"Every time a Casey Anthony-type trial captures the public's attention, someone gets the idea that we need a new law in response to the completely unrepresentative case, a law that presumably would have prevented that particularly travesty from happening. The problem, of course, is that the new law -- usually poorly written and passed in a fit of hysteria -- is too late to apply to the case it was designed for. But it does then apply to everyone else. Laws named after crime victims and dead people are usually a bad idea. They play more to emotion than reason. But they're disturbingly predictable, especially when they come after the death of a child."
-- Radley Balko, in the Huffington Post, on the knee-jerk stupidity that is the proposed "Caylee's Law"
If you couldn't see something like this coming in the wake of the Casey Anthony verdict you've been living under a bridge for the past couple of decades. The public consensus that Anthony got away with murder is so overwhelming that it's the safest bet possible for any jackass politician looking to prove that he or she loves children and is tough on crime to back a new law aimed at undoing this supposed injustice ex post facto. There's almost nothing that stands against one of the clearest fundamental principles of America's legal system -- that this is a nation of laws, not men -- than actually naming a law after somebody, particularly a murdered child, as a means of honoring his or her supposed legacy. As Balko says, these kinds of laws are often hastily thrown together in a fit of outrage and heartbreak -- or at the very least the knowledge that the window in which that outrage and heartbreak can be opportunistically exploited is relatively small -- and they would rarely survive constitutional scrutiny should anyone give a shit about such things at the time they're sharpening their pitchforks.
When it comes to the potential exploitation or suffering of kids in this country, our brains shut down completely and we're happy to turn into a screeching mob because we somehow believe that it serves the greater good of keeping children safe, therefore the end justifies the means. This is a ridiculous tack to take and often a very destructive one -- and I say this as a father who'd probably be more than willing to strangle someone with his bare hands should a hair on his daughter's head ever be harmed.
Maybe Casey Anthony killed her daughter and will now get away with it. Maybe she didn't. Neither you nor I -- nor anyone else -- will ever know the truth.
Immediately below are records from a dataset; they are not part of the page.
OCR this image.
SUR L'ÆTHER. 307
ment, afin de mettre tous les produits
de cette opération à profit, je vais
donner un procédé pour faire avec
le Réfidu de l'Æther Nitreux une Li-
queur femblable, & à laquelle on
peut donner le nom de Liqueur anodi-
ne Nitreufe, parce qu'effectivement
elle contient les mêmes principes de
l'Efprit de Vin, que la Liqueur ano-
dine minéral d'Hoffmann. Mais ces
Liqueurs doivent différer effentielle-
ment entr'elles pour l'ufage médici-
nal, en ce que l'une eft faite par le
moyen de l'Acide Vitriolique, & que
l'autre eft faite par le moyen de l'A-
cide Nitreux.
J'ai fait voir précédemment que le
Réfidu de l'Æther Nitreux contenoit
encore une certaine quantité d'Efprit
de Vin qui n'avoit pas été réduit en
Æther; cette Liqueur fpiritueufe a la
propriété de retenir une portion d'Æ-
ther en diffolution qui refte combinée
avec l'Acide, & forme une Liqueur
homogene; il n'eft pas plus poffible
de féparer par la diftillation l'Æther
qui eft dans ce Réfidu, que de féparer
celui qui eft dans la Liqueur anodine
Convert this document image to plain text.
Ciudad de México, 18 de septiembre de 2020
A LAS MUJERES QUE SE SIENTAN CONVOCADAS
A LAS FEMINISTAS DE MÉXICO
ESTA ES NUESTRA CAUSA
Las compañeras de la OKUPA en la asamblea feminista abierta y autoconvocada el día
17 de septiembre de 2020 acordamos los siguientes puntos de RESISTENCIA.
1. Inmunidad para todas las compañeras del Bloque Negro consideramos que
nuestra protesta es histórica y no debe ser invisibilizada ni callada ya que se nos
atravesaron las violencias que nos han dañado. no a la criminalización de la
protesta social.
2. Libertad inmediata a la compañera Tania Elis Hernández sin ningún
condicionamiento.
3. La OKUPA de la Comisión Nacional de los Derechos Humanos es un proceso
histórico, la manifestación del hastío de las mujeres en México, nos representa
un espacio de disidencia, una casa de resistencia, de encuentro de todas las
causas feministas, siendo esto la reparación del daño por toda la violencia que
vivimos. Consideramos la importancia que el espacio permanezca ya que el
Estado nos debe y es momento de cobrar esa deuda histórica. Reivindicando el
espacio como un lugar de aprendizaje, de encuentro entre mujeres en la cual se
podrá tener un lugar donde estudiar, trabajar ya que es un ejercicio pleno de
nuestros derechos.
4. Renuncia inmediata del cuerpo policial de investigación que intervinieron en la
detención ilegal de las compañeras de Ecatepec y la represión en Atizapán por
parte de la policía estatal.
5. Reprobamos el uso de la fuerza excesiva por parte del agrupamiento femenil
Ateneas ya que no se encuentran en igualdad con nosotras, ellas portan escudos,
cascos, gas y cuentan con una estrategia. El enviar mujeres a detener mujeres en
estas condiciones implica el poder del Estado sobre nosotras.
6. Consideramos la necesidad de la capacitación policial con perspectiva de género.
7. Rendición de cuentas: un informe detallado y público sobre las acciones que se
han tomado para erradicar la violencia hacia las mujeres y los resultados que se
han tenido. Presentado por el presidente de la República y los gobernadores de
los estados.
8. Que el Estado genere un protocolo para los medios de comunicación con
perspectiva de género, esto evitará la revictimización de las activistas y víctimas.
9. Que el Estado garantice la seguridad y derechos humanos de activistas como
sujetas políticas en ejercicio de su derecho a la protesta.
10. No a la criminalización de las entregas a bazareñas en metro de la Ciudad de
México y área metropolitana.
But a court of law has spoken and while its verdict may incense and infuriate you as a parent, a human being, whatever, it's absurd, disgusting and un-American to try to figure out a way to essentially set aside a jury's verdict through legislation or, maybe worse, to publicly castigate that jury night after night simply because the verdict it returned didn't satisfy your mindless bloodlust.
Which brings me, of course, to Nancy Grace.
The woman seriously needs to shut the fuck up because she's going to get somebody killed.
I happened to stumble across Grace's wall-to-wall coverage of the "Countdown to Tot Mom's Release from Jail" last night and I'm glad I hadn't eaten before I did. It for the most part goes without saying that I expect nothing at all from Nancy Grace: I don't expect her to behave like a reputable journalist, an upstanding member of the legal community, or even a semi-sane human being. But her constant and deafening drum-beat that justice wasn't served in the Casey Anthony case and that everyone associated with securing Anthony's acquittal on murder charges should burn in hell is new territory even for a woman who's already basically killed somebody.
Grace isn't parsing her language; she isn't offering the disclaimer that, "Well, the system did what it's supposed to do but given what I saw I don't agree that the right call was made." No, Grace is both narcissistically playing on the anger many feel in the wake of the verdict and feeding it by rallying the torch and pitchfork crowd with exhortations of joyous, dancing devils and an unfeeling, kid-killing bitch of a defendant who will now be free to go forth and make millions. She's spitting venom at Anthony, at her defense lawyer, at the jurors themselves and at the system that supposedly went so horribly wrong somewhere. Except that it didn't. The system did exactly what it was supposed to do -- and the details of the case that Anthony and her lawyer seized upon and exploited, horrific though they may be, are the same kinds of details that often ensure that an innocent person is able to prove as much.
Once again, is Casey Anthony innocent? I can't say. Neither can you. And neither can fucking Nancy Grace. That's why we have judges and juries and trials and verdicts -- and why we have to abide by them, even the ones we don't like.